The museum will be a tourist attraction and with the support it has drawn from countries like Sweden, which by the way was never a colonial power and certainly does not have African heads and looted artifacts to return, there will be world-wide interest.
The tourists will come with economic benefits for they bring forex, will need accommodation, food and curios.
That the museum is built near our NHA will mean more visitors to both places and more business thus creating a localised industry in Warren Park and surrounding areas.
This leads to jobs, something the mentally colonised urbanites are still clamoring for.

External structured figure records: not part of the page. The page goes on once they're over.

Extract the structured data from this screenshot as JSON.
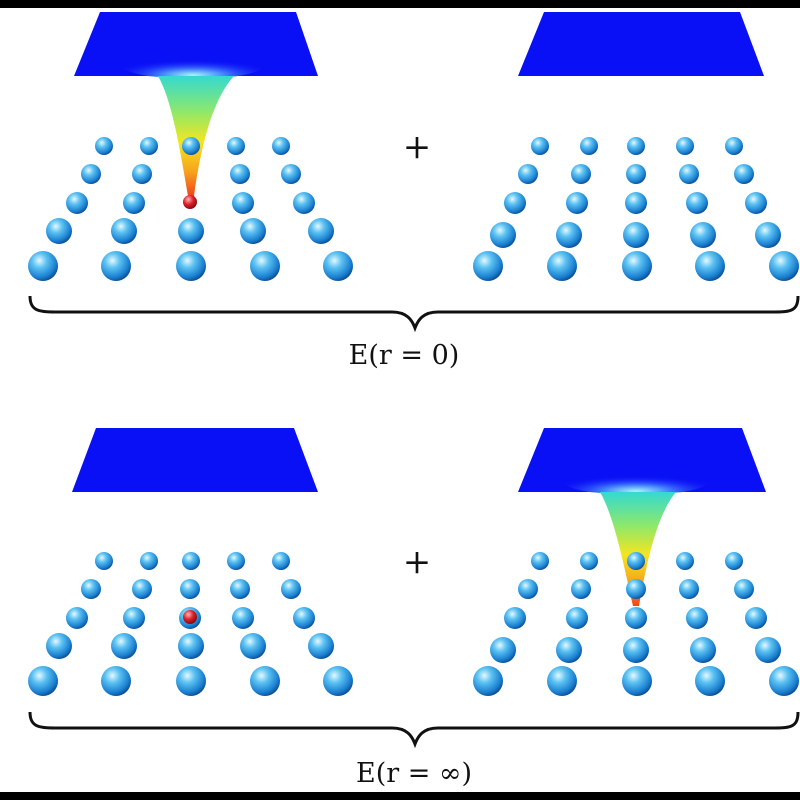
{
  "diagram": {
    "operator": "+",
    "equations": [
      {
        "id": "top",
        "label": "E(r = 0)"
      },
      {
        "id": "bottom",
        "label": "E(r = ∞)"
      }
    ],
    "colors": {
      "atom": "#1b8fe0",
      "atom_highlight": "#bfeaff",
      "adatom": "#d4141d",
      "surface": "#0a10f5",
      "tip_top": "#2bd4d4",
      "tip_mid": "#f7e61d",
      "tip_end": "#f25a1c",
      "brace": "#111111",
      "frame": "#000000"
    }
  }
}
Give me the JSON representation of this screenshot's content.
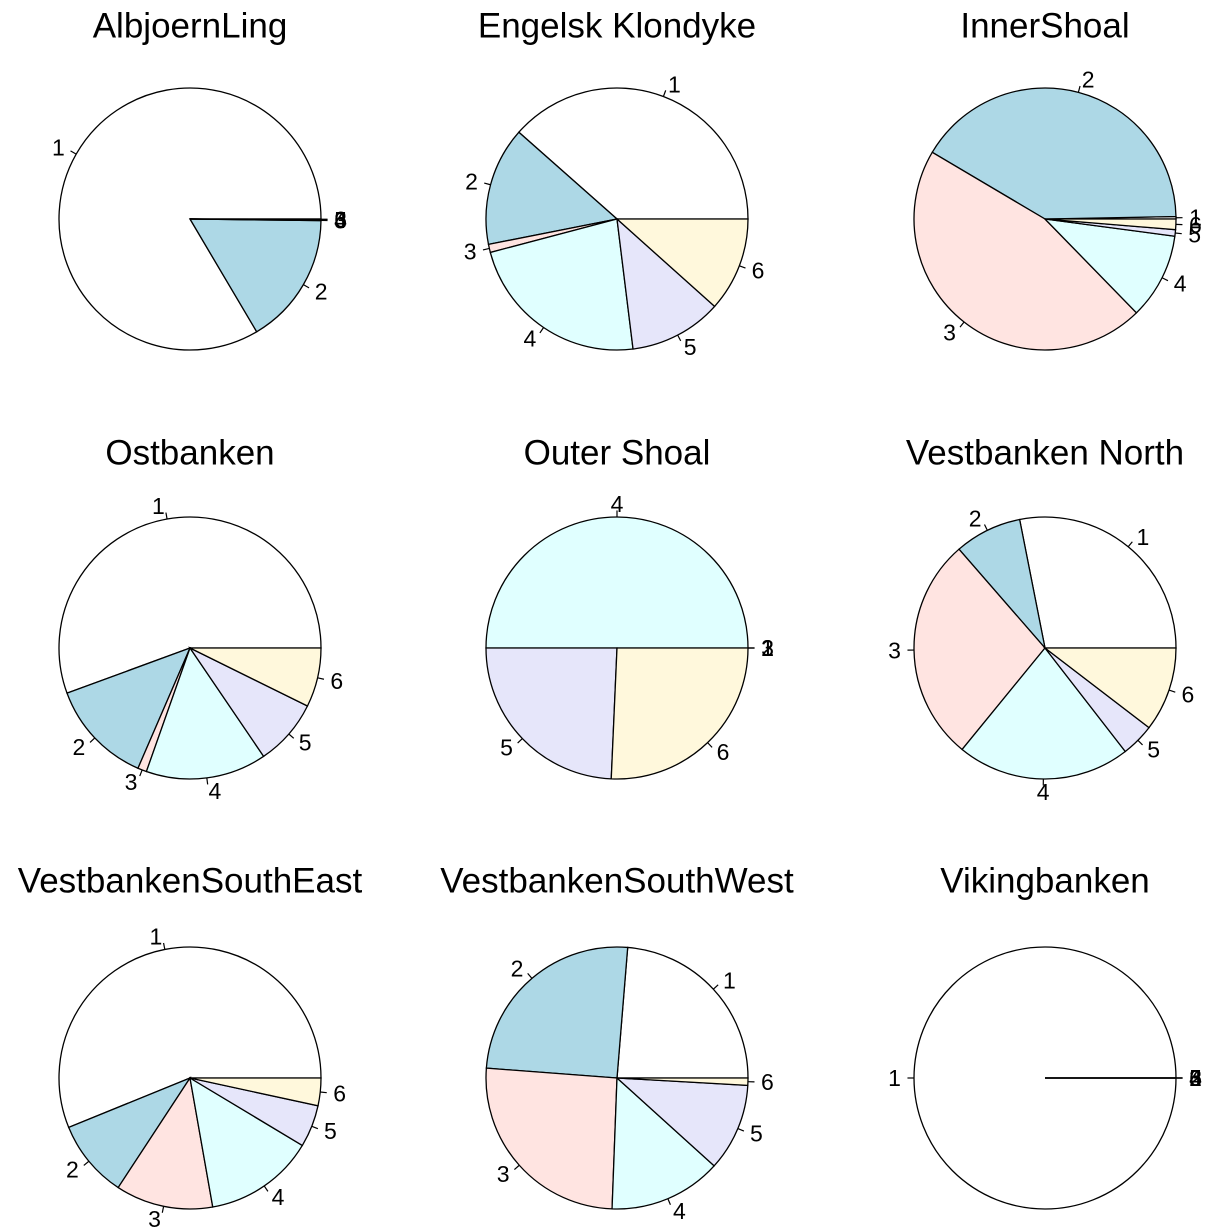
{
  "chart_data": [
    {
      "type": "pie",
      "title": "AlbjoernLing",
      "labels": [
        "1",
        "2",
        "3",
        "4",
        "5",
        "6"
      ],
      "values": [
        83.5,
        16.3,
        0.05,
        0.05,
        0.05,
        0.05
      ],
      "colors": [
        "#ffffff",
        "#add8e6",
        "#ffe4e1",
        "#e0ffff",
        "#e6e6fa",
        "#fff8dc"
      ]
    },
    {
      "type": "pie",
      "title": "Engelsk Klondyke",
      "labels": [
        "1",
        "2",
        "3",
        "4",
        "5",
        "6"
      ],
      "values": [
        38.4,
        14.6,
        1.0,
        22.8,
        11.4,
        11.6
      ],
      "colors": [
        "#ffffff",
        "#add8e6",
        "#ffe4e1",
        "#e0ffff",
        "#e6e6fa",
        "#fff8dc"
      ]
    },
    {
      "type": "pie",
      "title": "InnerShoal",
      "labels": [
        "1",
        "2",
        "3",
        "4",
        "5",
        "6"
      ],
      "values": [
        0.3,
        41.2,
        45.8,
        10.6,
        0.8,
        1.3
      ],
      "colors": [
        "#ffffff",
        "#add8e6",
        "#ffe4e1",
        "#e0ffff",
        "#e6e6fa",
        "#fff8dc"
      ]
    },
    {
      "type": "pie",
      "title": "Ostbanken",
      "labels": [
        "1",
        "2",
        "3",
        "4",
        "5",
        "6"
      ],
      "values": [
        55.6,
        12.9,
        1.1,
        14.9,
        8.2,
        7.3
      ],
      "colors": [
        "#ffffff",
        "#add8e6",
        "#ffe4e1",
        "#e0ffff",
        "#e6e6fa",
        "#fff8dc"
      ]
    },
    {
      "type": "pie",
      "title": "Outer Shoal",
      "labels": [
        "1",
        "2",
        "3",
        "4",
        "5",
        "6"
      ],
      "values": [
        0,
        0,
        0,
        50,
        24.3,
        25.7
      ],
      "colors": [
        "#ffffff",
        "#add8e6",
        "#ffe4e1",
        "#e0ffff",
        "#e6e6fa",
        "#fff8dc"
      ]
    },
    {
      "type": "pie",
      "title": "Vestbanken North",
      "labels": [
        "1",
        "2",
        "3",
        "4",
        "5",
        "6"
      ],
      "values": [
        28.1,
        8.3,
        27.7,
        21.4,
        4.1,
        10.4
      ],
      "colors": [
        "#ffffff",
        "#add8e6",
        "#ffe4e1",
        "#e0ffff",
        "#e6e6fa",
        "#fff8dc"
      ]
    },
    {
      "type": "pie",
      "title": "VestbankenSouthEast",
      "labels": [
        "1",
        "2",
        "3",
        "4",
        "5",
        "6"
      ],
      "values": [
        56.1,
        9.6,
        12.0,
        13.6,
        5.2,
        3.4
      ],
      "colors": [
        "#ffffff",
        "#add8e6",
        "#ffe4e1",
        "#e0ffff",
        "#e6e6fa",
        "#fff8dc"
      ]
    },
    {
      "type": "pie",
      "title": "VestbankenSouthWest",
      "labels": [
        "1",
        "2",
        "3",
        "4",
        "5",
        "6"
      ],
      "values": [
        23.7,
        25.1,
        25.6,
        13.9,
        10.8,
        0.9
      ],
      "colors": [
        "#ffffff",
        "#add8e6",
        "#ffe4e1",
        "#e0ffff",
        "#e6e6fa",
        "#fff8dc"
      ]
    },
    {
      "type": "pie",
      "title": "Vikingbanken",
      "labels": [
        "1",
        "2",
        "3",
        "4",
        "5",
        "6"
      ],
      "values": [
        100,
        0,
        0,
        0,
        0,
        0
      ],
      "colors": [
        "#ffffff",
        "#add8e6",
        "#ffe4e1",
        "#e0ffff",
        "#e6e6fa",
        "#fff8dc"
      ]
    }
  ]
}
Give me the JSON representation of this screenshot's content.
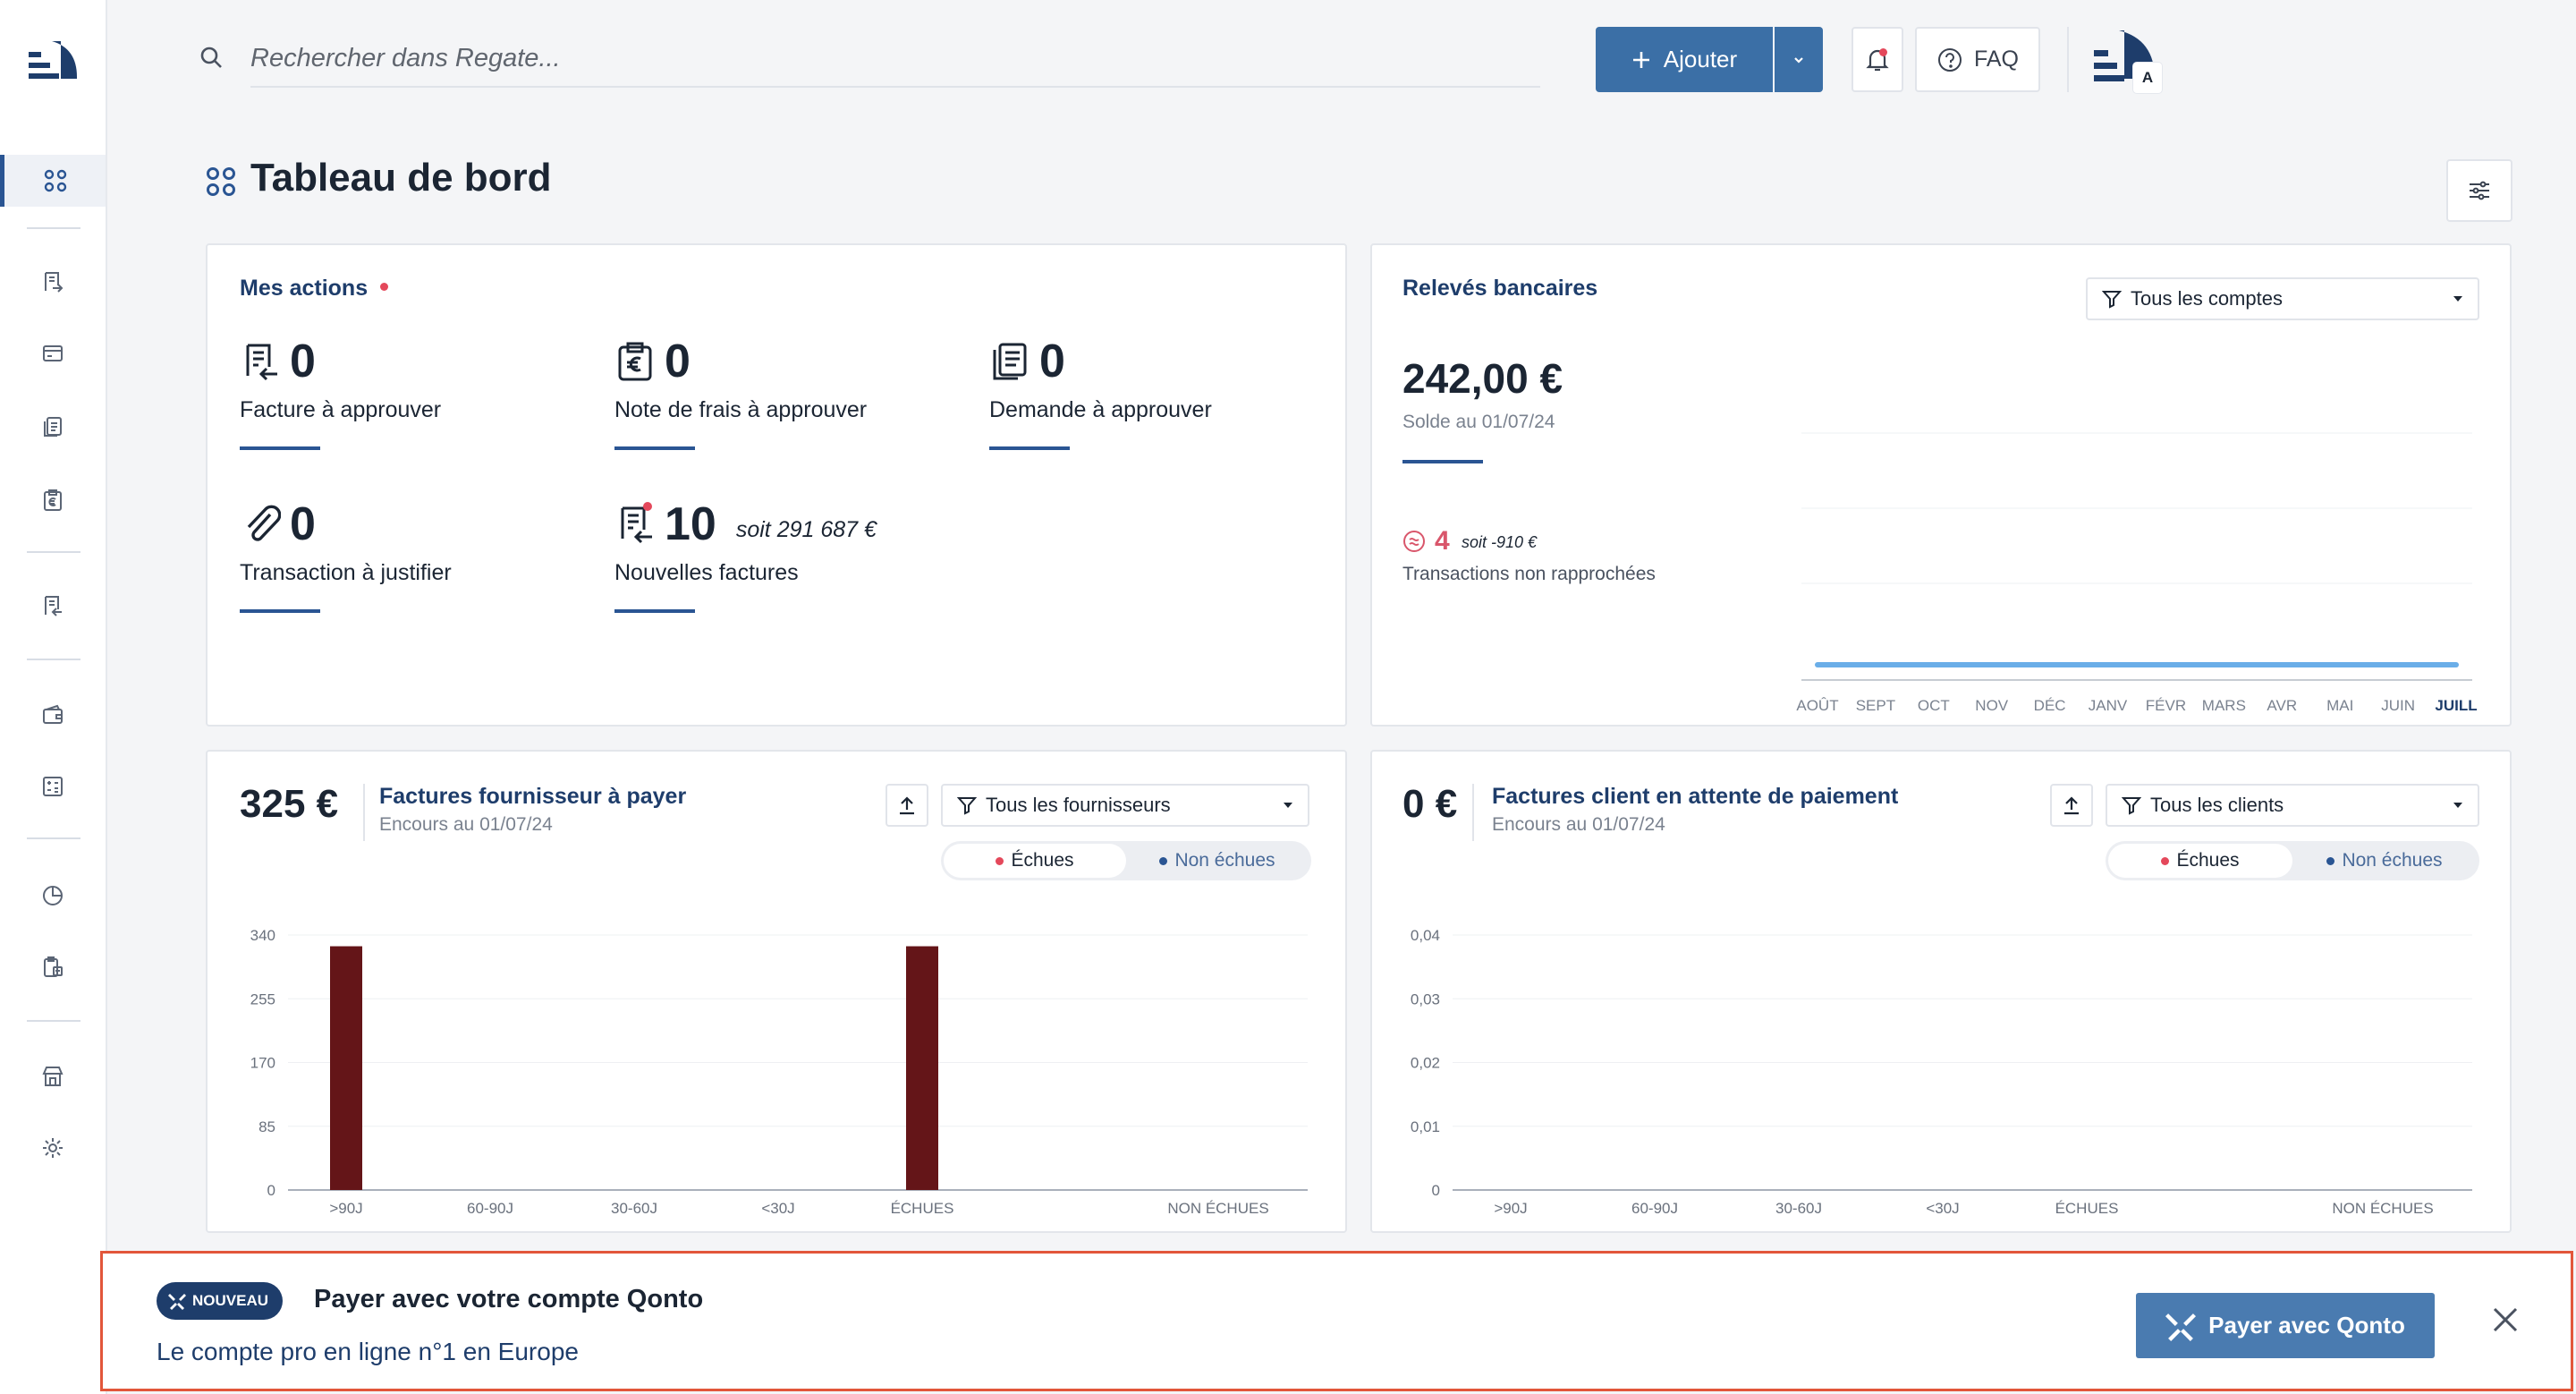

One of course hopes that with the construction of the Museum, itself job creation, the mental enslavement will begin to wear off.
There will be a hotel and a shopping mall built within the premises of the museum creating a mini-industry that will be both cultural, hospitality and economic.
Another iconic structure within striking distance is the National Sports Stadium and it takes very little imagination to realise the gains from the symbiotic existence of the structures and of course Longchen Plaza too.
It is within the greater economic plan of the nation to speed up the construction of the Museum.
Certainly, Vision2030 and the envisaged NDS-2 which will precede the current blueprint NDS1 will reap benefits from the Museum.